Is It Skill, or Luck?

Are successful investors good, or just lucky? In a recent interview with Morningstar, Credit Suisse’s Michael Mauboussin says they’re luckier than you think — but still have some skill.

Mauboussin, who has done extensive research into the topic of skill vs. luck, says one way to test whether any skill is involved in an activity is to see if you can lose on purpose. “If you can lose on purpose, there has to be some skill,” he says. In investing, he adds, “we know that it’s hard to create a portfolio that beats a particular benchmark, but actually given the same parameters, it’s actually pretty hard to build a portfolio that does a lot worse than the benchmark. So that tells you right away that we’re toward the luck side.” But Mauboussin also stressed that “every piece of research that’s been done on this [shows] there is differential skill in money managers. There are managers who are more skillful than others. … So, it’s not completely on the luck side, and there is a big difference between being mostly luck and all luck. And especially as you expand your time horizons, skill does tend to reveal itself.”

Mauboussin says skillful managers tend to have a few qualities in common. First, there’s an analytical piece — being able to find stocks with an edge and a high expected return and using smart position sizing are both key.

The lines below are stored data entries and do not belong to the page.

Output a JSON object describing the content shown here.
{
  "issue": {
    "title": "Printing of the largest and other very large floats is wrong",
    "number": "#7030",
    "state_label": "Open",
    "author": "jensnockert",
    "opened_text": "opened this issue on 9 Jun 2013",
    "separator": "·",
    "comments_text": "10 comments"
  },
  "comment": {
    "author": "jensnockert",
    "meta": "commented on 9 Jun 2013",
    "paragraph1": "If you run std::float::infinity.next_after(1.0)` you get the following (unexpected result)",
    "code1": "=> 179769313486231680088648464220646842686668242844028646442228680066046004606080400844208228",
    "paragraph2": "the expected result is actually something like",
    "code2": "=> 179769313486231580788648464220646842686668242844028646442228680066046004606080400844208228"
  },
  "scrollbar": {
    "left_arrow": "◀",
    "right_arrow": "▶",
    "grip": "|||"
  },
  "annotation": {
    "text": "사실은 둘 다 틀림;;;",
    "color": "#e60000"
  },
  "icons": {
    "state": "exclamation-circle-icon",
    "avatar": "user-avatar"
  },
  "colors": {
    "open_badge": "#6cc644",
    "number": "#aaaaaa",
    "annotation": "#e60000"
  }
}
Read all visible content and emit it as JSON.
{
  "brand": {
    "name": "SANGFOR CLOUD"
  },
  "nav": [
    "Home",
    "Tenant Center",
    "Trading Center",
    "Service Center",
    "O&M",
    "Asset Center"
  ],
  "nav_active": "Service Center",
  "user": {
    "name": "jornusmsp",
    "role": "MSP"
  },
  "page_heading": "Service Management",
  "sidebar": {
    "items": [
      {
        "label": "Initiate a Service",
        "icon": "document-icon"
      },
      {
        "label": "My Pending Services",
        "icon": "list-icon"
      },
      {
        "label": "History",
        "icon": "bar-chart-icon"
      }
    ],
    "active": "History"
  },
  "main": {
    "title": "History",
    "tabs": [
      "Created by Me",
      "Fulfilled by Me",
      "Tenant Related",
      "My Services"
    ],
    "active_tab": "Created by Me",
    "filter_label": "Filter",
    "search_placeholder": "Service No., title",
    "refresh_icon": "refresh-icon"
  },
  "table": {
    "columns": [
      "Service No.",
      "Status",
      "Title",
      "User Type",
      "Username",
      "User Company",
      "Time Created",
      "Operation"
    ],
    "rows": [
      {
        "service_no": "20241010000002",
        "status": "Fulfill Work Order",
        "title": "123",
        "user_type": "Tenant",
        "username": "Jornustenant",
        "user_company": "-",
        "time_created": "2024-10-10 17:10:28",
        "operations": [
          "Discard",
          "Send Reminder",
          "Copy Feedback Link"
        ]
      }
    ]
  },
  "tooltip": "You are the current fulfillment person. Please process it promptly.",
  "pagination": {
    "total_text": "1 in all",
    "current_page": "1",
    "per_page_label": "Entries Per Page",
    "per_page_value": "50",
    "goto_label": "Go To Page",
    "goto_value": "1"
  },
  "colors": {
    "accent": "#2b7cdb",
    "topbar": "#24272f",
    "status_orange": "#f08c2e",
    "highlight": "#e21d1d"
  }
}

Managing behavioral biases is also critical, however, he says. He sees two big behavioral traps. The first (mostly for money managers) is overconfidence. “The way that typically shows up is projecting ranges of outcomes that are vastly too narrow, so they don’t take into consideration all the possible outcomes,” he says. For individuals, the trap is performance-chasing. “We tend to buy things that have done well only to suffer for the subsequent corrections, and we tend to sell things after they’ve done poorly only to miss the potential rally as a consequence,” he says. “So, as you know, a very well-known fact … markets have returned, say, 8% or 9% over the longer term, and mutual funds have returned little bit less than that. But the average individual investor only earns about 50% to 60% of the market returns primarily because of bad timing. So trying to get rid of that bad timing I think is one of the best possible ways to improve on the behavioral elements.”

Mauboussin says some metrics can be helpful in finding skillful managers, like active share (which measures how different your portfolio is than your benchmark) and tracking error. “It turns out high active share tends to be reasonably associated with good returns, but you don’t want too high tracking error, which is sort of making a lot of factor bets. So it’s something that’s different than the portfolio via stock-picking but not making big factor bets,” he says.